À l’heure de la mobilisation qui nous rassemble se donne au Théâtre Gérard Philippe de St Denis, Ludwig un roi sur la lune. Et ce spectacle nous regarde.

Ce spectacle rassemble des musiciens et des acteurs hors du commun. Hors du commun c’est l’expression consacrée pour dire l’exceptionnel. Ce qu’ils sont. Mais plus encore ici, l’hors du commun désigne un espace où création musicale et création théâtrale dans la rencontre des corps, des voix, des notes nous invitent au sens fort à une re-présentation. Car chacune des représentations de cette pièce jouée l’été passé à Avignon est une première fois. L’atelier Catalyse fondé par Madeleine Louarn en 1984 réunit des acteurs handicapés mentaux et autistes qui ont déjà interprété Shakespeare, Beckett, Lewis Caroll, Daniil Harms, Ribemont-Dessaignes, Armand Robin, Luzel, Aristophane…

et ce sont eux qui jouent pour nous Ludwig, un roi sur la lune.

La pièce repend des fragments de l’histoire de Louis II de Bavière, un roi romantique et fou, enfantin, « sur la lune », épris d’art et de Wagner.

De l’écriture, de la danse, de la musique, mais encore des costumes, des fleurs, des chapeaux, des rythmes, des ombres, des riens, les comédiens de Catalyse s’emparent jour après jour. Et sur scène, leur jeu nous emporte vers une autre scène. Une scène d’inventions vibrantes que d’aucuns voudraient en ce moment faire taire, une scène habitée de leurs présences qui nous réveillent, une scène où se borde le déséquilibre quand il tend vers la chute sans jamais y tomber, la fragilité quand elle tend vers le bris sans jamais se rompre, la voix quand elle fond dans la bouche sans disparaître, les gestes quand ils défont le tracé des mouvements.
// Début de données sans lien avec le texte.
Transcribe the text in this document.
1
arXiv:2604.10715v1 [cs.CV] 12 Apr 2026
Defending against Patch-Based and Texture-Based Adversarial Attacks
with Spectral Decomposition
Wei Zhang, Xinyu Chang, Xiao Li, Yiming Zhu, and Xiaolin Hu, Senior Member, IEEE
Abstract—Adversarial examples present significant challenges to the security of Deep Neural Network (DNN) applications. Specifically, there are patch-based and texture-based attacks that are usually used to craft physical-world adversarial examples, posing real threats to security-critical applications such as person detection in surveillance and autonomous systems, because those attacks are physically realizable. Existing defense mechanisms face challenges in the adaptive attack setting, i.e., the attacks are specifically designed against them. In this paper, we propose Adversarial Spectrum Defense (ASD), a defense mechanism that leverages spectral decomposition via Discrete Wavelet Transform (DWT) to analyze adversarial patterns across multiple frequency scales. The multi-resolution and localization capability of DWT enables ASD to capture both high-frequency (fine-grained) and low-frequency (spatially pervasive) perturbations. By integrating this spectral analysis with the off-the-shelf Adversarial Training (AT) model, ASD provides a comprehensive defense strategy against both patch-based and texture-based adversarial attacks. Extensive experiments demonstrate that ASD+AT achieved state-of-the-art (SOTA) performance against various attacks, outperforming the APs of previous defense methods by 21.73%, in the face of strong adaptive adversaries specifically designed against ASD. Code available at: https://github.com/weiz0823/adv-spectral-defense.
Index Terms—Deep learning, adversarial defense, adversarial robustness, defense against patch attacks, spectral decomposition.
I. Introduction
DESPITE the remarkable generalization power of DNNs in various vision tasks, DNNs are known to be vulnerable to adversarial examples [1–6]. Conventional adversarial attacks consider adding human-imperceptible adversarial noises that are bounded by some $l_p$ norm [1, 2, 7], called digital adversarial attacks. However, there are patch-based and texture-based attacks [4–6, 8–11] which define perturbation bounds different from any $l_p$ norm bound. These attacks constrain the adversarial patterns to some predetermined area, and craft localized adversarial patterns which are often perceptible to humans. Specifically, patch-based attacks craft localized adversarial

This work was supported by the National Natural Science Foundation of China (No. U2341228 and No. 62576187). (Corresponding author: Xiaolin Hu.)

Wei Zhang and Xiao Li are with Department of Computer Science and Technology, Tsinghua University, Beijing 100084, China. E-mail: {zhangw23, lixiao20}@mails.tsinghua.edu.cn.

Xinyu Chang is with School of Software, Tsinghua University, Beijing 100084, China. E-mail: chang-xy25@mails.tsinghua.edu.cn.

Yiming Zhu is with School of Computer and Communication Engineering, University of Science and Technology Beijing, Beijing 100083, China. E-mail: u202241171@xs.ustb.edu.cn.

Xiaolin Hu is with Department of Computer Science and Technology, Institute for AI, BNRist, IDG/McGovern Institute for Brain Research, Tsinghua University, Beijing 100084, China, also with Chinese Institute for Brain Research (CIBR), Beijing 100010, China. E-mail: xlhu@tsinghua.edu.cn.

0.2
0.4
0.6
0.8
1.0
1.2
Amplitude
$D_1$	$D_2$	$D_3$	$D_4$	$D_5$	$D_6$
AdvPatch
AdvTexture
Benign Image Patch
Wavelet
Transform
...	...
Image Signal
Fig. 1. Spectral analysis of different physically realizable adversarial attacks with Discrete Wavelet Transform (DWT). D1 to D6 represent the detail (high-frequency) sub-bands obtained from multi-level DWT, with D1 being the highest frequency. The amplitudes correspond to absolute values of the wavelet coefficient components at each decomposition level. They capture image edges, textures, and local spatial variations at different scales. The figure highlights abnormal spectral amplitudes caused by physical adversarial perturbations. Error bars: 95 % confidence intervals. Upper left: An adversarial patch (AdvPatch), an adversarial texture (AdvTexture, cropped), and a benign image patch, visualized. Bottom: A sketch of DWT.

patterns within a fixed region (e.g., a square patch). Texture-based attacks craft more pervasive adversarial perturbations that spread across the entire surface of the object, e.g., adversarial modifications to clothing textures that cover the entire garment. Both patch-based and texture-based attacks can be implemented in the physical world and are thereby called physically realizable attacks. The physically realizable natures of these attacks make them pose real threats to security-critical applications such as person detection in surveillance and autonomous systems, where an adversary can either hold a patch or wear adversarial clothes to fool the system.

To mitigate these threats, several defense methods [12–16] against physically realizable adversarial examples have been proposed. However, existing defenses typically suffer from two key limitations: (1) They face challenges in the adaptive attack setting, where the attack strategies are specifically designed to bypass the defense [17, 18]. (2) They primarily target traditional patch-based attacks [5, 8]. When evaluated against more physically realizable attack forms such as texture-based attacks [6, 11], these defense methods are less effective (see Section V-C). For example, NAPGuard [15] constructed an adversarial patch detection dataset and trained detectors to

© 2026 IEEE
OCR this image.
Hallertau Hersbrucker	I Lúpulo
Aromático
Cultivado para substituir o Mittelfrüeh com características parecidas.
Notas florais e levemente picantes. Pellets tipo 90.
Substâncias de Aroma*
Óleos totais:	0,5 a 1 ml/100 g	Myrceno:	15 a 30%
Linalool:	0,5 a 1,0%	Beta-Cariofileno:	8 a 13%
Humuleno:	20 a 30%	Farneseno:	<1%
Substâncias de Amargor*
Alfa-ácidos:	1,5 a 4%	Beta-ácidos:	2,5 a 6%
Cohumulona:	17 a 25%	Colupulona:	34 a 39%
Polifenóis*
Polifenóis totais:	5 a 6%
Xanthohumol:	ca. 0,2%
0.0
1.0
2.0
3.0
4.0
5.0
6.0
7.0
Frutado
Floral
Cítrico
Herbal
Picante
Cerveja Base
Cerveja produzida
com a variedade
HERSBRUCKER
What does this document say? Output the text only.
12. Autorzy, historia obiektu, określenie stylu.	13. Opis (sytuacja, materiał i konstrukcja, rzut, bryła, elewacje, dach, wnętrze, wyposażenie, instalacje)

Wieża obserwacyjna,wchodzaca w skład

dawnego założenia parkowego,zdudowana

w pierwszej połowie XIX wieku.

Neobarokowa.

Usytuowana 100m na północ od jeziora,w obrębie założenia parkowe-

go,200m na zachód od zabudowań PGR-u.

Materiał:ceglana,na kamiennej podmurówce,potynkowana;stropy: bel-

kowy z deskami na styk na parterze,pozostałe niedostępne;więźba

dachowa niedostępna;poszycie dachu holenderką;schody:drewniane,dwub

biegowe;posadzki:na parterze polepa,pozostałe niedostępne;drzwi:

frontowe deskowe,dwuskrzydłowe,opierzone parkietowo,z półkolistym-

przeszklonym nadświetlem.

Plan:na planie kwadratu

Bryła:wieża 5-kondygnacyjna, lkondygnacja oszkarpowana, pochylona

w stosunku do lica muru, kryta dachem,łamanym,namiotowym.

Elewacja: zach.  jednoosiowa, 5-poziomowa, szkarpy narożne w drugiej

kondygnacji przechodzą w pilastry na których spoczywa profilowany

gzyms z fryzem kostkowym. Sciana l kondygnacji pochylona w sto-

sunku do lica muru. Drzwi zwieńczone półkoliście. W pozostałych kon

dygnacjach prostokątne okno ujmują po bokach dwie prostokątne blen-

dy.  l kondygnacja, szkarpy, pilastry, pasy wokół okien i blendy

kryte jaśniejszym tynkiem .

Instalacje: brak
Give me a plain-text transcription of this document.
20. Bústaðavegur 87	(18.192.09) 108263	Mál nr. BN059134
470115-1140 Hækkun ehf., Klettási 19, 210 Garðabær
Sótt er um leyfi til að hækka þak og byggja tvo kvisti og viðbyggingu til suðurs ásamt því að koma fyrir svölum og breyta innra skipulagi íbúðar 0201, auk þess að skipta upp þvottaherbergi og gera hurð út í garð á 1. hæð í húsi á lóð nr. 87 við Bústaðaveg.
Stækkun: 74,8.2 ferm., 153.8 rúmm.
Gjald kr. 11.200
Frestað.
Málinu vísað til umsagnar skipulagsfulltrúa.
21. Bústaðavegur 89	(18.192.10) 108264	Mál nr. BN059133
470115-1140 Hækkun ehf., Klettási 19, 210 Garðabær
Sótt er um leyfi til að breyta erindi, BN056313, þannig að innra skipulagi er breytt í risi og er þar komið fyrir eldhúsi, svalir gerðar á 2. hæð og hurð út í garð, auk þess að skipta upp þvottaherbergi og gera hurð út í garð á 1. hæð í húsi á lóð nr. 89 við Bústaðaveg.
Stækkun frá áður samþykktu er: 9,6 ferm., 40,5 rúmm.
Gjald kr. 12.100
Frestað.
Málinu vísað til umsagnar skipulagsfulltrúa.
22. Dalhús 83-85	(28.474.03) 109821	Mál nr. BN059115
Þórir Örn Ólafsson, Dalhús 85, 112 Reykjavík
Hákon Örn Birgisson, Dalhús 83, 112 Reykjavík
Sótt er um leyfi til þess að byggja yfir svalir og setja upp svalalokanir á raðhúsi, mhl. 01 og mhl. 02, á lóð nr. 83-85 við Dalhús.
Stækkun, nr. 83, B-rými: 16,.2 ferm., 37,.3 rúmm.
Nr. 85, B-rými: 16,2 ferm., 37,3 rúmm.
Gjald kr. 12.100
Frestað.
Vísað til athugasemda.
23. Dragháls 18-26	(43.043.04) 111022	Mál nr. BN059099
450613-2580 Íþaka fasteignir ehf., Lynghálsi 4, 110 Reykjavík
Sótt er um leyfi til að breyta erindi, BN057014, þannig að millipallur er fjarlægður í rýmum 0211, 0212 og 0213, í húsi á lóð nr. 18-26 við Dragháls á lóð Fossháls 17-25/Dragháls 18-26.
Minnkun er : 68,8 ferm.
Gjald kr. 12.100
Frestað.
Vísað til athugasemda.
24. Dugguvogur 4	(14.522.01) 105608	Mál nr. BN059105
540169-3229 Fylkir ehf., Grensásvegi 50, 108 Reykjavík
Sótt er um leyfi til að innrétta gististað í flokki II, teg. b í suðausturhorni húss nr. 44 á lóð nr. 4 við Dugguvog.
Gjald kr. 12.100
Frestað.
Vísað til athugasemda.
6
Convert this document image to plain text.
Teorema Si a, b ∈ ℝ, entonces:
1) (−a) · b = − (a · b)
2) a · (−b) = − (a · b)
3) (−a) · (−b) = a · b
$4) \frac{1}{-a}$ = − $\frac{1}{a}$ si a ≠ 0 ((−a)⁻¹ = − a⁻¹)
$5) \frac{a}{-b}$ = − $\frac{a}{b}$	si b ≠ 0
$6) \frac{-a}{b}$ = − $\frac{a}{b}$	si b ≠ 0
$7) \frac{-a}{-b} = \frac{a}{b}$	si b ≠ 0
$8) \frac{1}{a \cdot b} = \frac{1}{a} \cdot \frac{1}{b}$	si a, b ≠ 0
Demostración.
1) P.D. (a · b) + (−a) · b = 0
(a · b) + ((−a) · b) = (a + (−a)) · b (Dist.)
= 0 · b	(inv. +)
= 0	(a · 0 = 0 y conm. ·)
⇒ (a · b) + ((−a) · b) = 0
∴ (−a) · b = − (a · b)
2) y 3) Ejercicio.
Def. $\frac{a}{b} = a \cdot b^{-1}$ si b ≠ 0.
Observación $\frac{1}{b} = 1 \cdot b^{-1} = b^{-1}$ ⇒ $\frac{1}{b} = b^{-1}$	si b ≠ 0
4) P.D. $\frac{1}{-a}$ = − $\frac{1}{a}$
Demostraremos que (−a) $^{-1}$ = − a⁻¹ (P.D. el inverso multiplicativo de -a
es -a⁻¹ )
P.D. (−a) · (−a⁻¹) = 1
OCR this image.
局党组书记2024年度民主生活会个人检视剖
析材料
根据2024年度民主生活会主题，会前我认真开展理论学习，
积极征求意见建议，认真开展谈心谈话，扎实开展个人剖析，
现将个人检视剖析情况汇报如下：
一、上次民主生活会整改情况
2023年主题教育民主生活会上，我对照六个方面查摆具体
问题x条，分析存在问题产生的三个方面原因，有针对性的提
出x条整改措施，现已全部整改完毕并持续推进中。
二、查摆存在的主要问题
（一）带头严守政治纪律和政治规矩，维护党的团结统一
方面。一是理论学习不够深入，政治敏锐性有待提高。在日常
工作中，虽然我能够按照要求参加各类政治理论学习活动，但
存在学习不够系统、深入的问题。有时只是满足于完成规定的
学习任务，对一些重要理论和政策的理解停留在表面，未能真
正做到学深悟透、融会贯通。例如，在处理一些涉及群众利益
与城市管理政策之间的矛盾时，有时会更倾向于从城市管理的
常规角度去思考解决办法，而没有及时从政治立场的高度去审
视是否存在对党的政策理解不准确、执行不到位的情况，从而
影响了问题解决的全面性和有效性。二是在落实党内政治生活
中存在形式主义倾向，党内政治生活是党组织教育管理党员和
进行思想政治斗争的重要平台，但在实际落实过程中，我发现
Leur jeu nous entraîne un pas plus loin, loin des syntaxes pauvres de ce qui serait en place. Madeleine Louarn sait veiller à ce que la mise en scène fasse place justement à la chose connue quand elle est excédée par l’inconnu qui s’y trouve, au sens quand il est traversé d’un hors sens qui l’illumine. Et c’est ce pas plus loin que la musique de Rodolphe Burger épouse chaque soir. Ce qui exige d’être là. Là pour eux, à chaque re-présentation. Pas d’enregistrement. La musique jouée ouvre ses plis aux corps des comédiens et de la comédienne qui jouent avec elle. Car ici s’il y a un nécessaire réglage technique (si fin) – du plateau, des décors, des entrées et sorties, des lumières, du son, des instruments– tout est emporté par ce dé-réglage du vivant dont la persistance émeut qui sait être à son rendez-vous.

[Y viendrez-vous M Fasquelle?]
La pièce sera jouée à Fouesnant, Orléans, Grenoble, Morlaix Grenoble et Brest.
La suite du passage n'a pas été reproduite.